Comentário editorial
Nesta leitura prática, a decisão é organizada para mostrar o que o STJ efetivamente registrou e quais dados devem ser conferidos antes de transportar o entendimento para uma situação cotidiana. O recorte processual é AgRg no RHC, julgado por QUINTA TURMA, sob relatoria de REYNALDO SOARES DA FONSECA.
Para o cidadão, o ponto essencial é não tratar a ementa como uma regra automática: fatos, pedidos, fase processual e legislação aplicável precisam ser comparados com o caso concreto. Quando o julgamento repercutir em mobilidade, veículos, sanções ou direitos do condutor, essa conexão deve estar expressa no próprio texto oficial.
Pontos centrais da ementa
- AGRAVO REGIMENTAL NO RECURSO EM HABEAS CORPUS.

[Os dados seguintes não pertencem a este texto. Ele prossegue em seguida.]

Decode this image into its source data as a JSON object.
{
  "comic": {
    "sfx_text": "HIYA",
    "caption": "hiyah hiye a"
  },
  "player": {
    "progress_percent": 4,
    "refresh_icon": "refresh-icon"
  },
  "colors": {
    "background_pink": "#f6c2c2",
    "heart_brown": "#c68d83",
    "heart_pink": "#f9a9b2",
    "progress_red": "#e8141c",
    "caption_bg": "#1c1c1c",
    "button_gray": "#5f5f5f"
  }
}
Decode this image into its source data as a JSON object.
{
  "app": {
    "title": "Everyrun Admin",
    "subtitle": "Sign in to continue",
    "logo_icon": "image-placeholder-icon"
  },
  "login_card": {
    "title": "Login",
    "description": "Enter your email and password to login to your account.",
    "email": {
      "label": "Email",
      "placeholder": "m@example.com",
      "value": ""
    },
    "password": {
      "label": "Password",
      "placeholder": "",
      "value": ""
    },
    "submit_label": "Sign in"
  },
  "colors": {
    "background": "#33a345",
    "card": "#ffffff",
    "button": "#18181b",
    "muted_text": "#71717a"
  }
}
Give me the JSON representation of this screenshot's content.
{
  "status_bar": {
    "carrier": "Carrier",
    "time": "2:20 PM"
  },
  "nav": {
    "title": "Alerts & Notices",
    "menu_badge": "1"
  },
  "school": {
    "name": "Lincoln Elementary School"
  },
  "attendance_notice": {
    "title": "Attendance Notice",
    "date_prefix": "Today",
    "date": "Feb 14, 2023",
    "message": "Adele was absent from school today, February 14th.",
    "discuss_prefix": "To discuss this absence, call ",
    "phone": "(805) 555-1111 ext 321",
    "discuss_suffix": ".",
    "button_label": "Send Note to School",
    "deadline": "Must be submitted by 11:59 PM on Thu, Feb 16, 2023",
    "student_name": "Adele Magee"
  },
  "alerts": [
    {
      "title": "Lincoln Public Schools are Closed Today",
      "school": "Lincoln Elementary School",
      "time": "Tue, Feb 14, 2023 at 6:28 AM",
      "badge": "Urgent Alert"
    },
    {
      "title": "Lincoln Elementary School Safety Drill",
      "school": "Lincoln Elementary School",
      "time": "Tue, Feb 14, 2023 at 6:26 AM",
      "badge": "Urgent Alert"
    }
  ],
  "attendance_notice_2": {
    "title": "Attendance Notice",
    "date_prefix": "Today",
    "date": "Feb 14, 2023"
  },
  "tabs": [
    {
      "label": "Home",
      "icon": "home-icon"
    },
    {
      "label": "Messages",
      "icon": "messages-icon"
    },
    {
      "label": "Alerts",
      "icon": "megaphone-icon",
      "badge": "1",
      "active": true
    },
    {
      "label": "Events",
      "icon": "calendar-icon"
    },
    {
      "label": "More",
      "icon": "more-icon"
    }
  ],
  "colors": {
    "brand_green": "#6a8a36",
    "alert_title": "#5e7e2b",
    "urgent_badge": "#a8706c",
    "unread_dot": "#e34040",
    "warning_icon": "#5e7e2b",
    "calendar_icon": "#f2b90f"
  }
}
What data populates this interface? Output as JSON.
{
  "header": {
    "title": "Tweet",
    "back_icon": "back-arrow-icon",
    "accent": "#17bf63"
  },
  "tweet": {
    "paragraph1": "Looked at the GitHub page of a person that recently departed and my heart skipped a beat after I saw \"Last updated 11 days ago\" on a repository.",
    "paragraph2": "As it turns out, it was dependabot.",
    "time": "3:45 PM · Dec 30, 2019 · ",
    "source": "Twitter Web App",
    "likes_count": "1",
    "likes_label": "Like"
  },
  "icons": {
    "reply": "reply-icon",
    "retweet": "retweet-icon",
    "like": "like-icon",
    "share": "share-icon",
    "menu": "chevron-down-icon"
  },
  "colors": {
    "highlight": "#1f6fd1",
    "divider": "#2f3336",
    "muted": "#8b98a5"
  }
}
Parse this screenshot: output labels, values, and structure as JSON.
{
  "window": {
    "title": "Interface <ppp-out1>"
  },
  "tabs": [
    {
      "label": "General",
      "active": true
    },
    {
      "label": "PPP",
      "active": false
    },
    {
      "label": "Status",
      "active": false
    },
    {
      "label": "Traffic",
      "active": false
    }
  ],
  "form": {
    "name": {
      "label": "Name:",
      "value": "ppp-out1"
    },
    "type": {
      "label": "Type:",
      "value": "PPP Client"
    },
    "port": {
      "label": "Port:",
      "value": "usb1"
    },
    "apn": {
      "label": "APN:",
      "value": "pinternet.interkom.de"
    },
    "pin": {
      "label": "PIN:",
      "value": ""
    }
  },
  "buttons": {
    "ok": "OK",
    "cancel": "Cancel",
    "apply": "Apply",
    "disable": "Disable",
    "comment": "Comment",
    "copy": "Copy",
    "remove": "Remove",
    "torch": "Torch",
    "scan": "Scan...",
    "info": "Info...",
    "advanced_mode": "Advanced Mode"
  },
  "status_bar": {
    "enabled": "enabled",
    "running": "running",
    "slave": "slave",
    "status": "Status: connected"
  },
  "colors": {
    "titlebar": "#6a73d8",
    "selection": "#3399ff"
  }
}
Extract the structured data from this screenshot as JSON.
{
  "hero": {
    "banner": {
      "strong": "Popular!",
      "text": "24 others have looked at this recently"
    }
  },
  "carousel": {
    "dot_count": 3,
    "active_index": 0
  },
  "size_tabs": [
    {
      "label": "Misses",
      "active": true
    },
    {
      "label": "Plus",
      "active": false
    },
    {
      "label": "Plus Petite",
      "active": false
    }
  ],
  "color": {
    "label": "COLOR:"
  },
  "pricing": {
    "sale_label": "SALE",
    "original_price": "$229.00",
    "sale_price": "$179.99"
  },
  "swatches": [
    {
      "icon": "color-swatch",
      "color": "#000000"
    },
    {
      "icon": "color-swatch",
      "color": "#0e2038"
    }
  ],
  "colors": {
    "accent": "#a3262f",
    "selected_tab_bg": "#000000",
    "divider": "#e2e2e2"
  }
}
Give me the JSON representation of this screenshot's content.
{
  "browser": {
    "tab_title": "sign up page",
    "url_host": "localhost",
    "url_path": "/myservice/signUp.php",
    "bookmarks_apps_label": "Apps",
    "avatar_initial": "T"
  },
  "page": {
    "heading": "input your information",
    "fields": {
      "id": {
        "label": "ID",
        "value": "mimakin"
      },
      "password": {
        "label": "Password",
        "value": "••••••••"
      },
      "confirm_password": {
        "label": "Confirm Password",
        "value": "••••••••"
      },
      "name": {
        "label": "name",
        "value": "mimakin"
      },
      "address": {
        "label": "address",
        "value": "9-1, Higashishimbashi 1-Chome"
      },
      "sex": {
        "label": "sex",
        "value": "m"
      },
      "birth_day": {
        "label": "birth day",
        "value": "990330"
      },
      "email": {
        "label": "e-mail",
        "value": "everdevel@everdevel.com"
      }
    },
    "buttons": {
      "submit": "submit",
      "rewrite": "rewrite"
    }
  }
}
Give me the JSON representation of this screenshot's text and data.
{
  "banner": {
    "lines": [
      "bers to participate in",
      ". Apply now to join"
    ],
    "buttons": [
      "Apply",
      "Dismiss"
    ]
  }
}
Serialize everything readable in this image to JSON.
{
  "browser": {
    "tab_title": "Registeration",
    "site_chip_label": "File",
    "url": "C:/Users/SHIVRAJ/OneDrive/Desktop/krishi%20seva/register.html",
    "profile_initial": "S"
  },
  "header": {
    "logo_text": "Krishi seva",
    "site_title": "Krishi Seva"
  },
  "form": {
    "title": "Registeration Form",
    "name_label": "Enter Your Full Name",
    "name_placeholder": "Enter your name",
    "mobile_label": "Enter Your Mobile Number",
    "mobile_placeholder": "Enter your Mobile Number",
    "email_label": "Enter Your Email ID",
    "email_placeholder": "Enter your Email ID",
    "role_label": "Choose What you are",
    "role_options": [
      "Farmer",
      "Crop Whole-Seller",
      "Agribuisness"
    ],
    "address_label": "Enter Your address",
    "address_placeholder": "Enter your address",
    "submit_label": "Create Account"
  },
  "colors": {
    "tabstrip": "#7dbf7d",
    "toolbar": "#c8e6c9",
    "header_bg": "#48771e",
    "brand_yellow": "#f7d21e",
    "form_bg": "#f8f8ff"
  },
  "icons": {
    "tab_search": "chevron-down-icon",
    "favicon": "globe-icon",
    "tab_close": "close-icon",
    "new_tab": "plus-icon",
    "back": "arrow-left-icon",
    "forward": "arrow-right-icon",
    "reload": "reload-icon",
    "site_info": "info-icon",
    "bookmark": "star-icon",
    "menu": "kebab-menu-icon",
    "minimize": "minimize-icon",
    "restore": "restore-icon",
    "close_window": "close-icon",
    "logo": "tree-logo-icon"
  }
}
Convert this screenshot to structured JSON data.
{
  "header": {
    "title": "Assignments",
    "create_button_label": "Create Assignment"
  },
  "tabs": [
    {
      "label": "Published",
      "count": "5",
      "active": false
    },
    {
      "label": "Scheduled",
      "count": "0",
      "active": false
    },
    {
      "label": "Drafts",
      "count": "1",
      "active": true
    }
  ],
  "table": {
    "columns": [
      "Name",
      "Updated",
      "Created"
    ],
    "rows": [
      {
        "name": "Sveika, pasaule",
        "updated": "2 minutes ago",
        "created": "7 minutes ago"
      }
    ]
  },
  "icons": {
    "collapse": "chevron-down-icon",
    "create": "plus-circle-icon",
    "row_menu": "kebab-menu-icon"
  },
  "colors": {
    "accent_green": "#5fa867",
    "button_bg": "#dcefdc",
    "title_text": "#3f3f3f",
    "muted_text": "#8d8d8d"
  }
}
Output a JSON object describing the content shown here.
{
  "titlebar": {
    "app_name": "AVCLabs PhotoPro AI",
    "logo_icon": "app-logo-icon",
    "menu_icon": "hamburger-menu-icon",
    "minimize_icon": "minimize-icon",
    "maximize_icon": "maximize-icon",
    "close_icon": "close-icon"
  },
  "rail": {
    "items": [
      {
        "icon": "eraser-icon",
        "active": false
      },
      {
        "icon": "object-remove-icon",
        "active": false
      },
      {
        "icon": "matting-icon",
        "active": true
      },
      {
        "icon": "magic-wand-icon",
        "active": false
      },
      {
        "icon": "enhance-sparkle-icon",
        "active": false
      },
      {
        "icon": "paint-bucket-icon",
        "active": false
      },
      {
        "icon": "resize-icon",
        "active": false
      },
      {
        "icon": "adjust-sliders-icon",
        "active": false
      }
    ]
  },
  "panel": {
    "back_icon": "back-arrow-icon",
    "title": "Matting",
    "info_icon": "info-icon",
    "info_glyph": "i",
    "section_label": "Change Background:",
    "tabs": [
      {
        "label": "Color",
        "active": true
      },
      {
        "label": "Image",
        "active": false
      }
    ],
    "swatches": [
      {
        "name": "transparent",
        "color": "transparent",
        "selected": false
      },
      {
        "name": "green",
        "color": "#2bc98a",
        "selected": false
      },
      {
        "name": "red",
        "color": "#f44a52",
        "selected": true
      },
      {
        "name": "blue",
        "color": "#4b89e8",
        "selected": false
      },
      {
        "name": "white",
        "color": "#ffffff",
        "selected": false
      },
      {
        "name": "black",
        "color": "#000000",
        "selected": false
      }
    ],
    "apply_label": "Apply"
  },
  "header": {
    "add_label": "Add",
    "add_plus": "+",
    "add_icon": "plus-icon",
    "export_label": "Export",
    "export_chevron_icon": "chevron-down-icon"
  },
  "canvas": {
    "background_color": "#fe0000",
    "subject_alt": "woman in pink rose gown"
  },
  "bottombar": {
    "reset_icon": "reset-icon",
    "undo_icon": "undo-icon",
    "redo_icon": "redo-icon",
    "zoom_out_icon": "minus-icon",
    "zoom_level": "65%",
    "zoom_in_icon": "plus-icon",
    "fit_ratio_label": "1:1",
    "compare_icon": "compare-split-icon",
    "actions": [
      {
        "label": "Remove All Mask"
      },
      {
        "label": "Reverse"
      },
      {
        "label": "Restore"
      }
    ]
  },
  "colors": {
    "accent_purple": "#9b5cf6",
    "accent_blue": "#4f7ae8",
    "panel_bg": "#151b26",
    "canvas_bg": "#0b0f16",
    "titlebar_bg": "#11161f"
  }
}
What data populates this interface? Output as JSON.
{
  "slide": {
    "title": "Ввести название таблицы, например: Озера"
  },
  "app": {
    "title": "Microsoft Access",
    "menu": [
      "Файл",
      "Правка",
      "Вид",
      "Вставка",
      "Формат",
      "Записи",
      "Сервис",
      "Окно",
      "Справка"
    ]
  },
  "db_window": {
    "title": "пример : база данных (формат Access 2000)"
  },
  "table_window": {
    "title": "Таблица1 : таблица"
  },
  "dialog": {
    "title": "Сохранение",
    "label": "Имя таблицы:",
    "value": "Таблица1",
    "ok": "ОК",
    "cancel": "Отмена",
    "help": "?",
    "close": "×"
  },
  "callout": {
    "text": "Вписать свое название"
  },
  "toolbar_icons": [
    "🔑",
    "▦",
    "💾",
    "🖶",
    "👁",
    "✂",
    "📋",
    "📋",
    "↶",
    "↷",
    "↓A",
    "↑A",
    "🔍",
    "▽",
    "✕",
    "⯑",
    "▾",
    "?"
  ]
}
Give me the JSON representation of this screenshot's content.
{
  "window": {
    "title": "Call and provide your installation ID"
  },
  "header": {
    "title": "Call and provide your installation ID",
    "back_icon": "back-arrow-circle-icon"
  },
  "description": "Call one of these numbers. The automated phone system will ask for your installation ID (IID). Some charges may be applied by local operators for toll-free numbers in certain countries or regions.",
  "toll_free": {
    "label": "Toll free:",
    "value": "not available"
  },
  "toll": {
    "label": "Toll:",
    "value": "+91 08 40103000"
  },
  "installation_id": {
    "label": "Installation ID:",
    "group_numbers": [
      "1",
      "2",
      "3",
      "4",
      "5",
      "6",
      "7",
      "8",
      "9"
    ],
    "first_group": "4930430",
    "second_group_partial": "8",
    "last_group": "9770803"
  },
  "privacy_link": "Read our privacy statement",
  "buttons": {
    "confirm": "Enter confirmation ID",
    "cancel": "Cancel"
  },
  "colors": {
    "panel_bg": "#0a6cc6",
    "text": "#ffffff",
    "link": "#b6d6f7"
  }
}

- PESSOA QUE JÁ OSTENTAVA CONDENAÇÃO DEFINITIVA POR CRIMES GRAVES, FLAGRADA PORTANDO UM PEQUENO ARSENAL EM VIA PÚBLICA.
- Ao que se vê, os fundamentos da prisão preventiva são robustos, descrevendo uma soma de riscos à ordem pública, especialmente pela variedade de armas de fogo e pelo fato de que o réu já ostentava condenação prévia, e não a mera gravidade abstrata dos tipos penais.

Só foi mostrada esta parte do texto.